There are varying opinions regarding the construction date of the Susay Mosque, whether it was built in the 14th or the 19th century. When registered in 2001 after Azerbaijan regained independence, the mosque's construction date was indicated as 1854. However, according to the statements of the village residents, the mosque was built in the 14th century. They base this date on the inscribed date on the door of the mosque. The name of the craftsman who crafted it and the date, , are shown on the door made from the timber of a plane tree. Additionally, village residents claim that one of the ancient doors of the mosque was taken to London by Englishmen coming to Azerbaijan and is currently preserved in a museum in France. The construction of the mosque used river stones and bricks extracted from the nearby "Bağça dərəsi" (Garden Creek). The large columns inside the mosque with ancient markings are also made of plane tree wood. Stone slabs in the corridor of the building also bear inscriptions in Arabic script.

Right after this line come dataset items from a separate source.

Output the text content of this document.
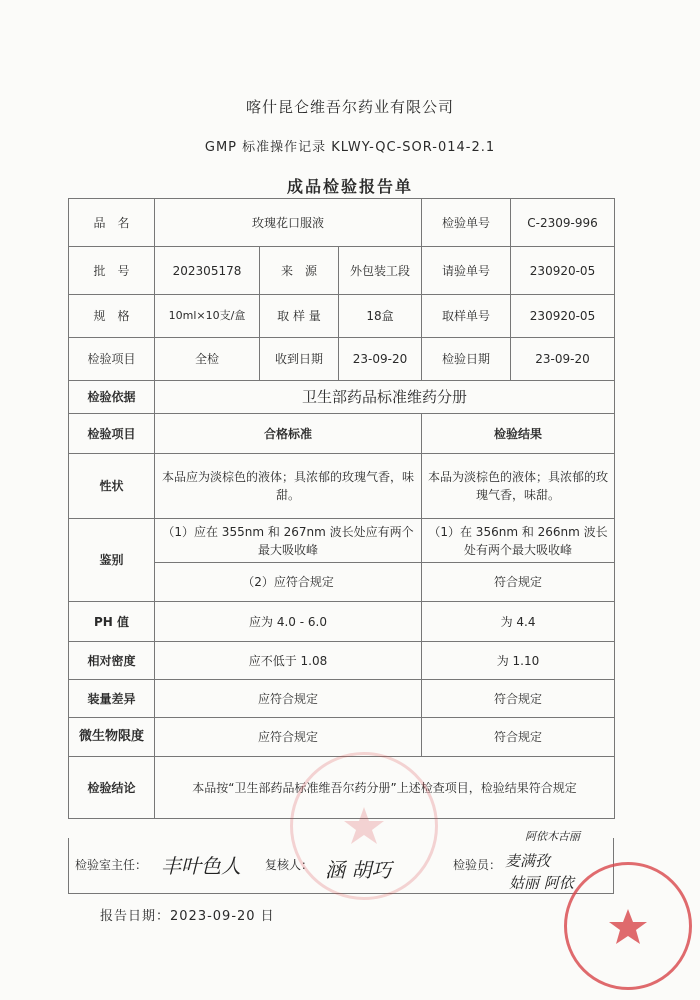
喀什昆仑维吾尔药业有限公司
GMP 标准操作记录 KLWY-QC-SOR-014-2.1
成品检验报告单
品　名	玫瑰花口服液			检验单号	C-2309-996
批　号	202305178	来　源	外包装工段	请验单号	230920-05
规　格	10ml×10支/盒	取 样 量	18盒	取样单号	230920-05
检验项目	全检	收到日期	23-09-20	检验日期	23-09-20
检验依据	卫生部药品标准维药分册				
检验项目	合格标准			检验结果	
性状	本品应为淡棕色的液体；具浓郁的玫瑰气香，味甜。			本品为淡棕色的液体；具浓郁的玫瑰气香，味甜。	
鉴别	（1）应在 355nm 和 267nm 波长处应有两个最大吸收峰			（1）在 356nm 和 266nm 波长处有两个最大吸收峰	
	（2）应符合规定			符合规定	
PH 值	应为 4.0 - 6.0			为 4.4	
相对密度	应不低于 1.08			为 1.10	
装量差异	应符合规定			符合规定	
微生物限度	应符合规定			符合规定	
检验结论	本品按“卫生部药品标准维吾尔药分册”上述检查项目，检验结果符合规定				
检验室主任： 丰叶色人 复核人： 涵 胡巧	检验员：
阿依木古丽
麦满孜
姑丽 阿依
报告日期：2023-09-20 日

Soviet occupation led to the official start of an anti-religious campaign in 1928. In December of that year, the Azerbaijani Communist Party Central Committee transferred many mosques, churches, and synagogues to the balance sheets of clubs for educational purposes. If there were 3,000 mosques in Azerbaijan in 1917, by 1927 the number had reduced to 1,700, and by 1933, it was just 17. After the occupation, mosques were closed and used as warehouses.

After Azerbaijan regained independence, the mosque was included in the list of the country's significant immovable historical and cultural monuments by the decision number 132 of the Cabinet of Ministers of the Republic of Azerbaijan on August 2, 2001.

The Susay village mosque, registered with the State Committee for Work with Religious Organizations, currently operates as a religious entity.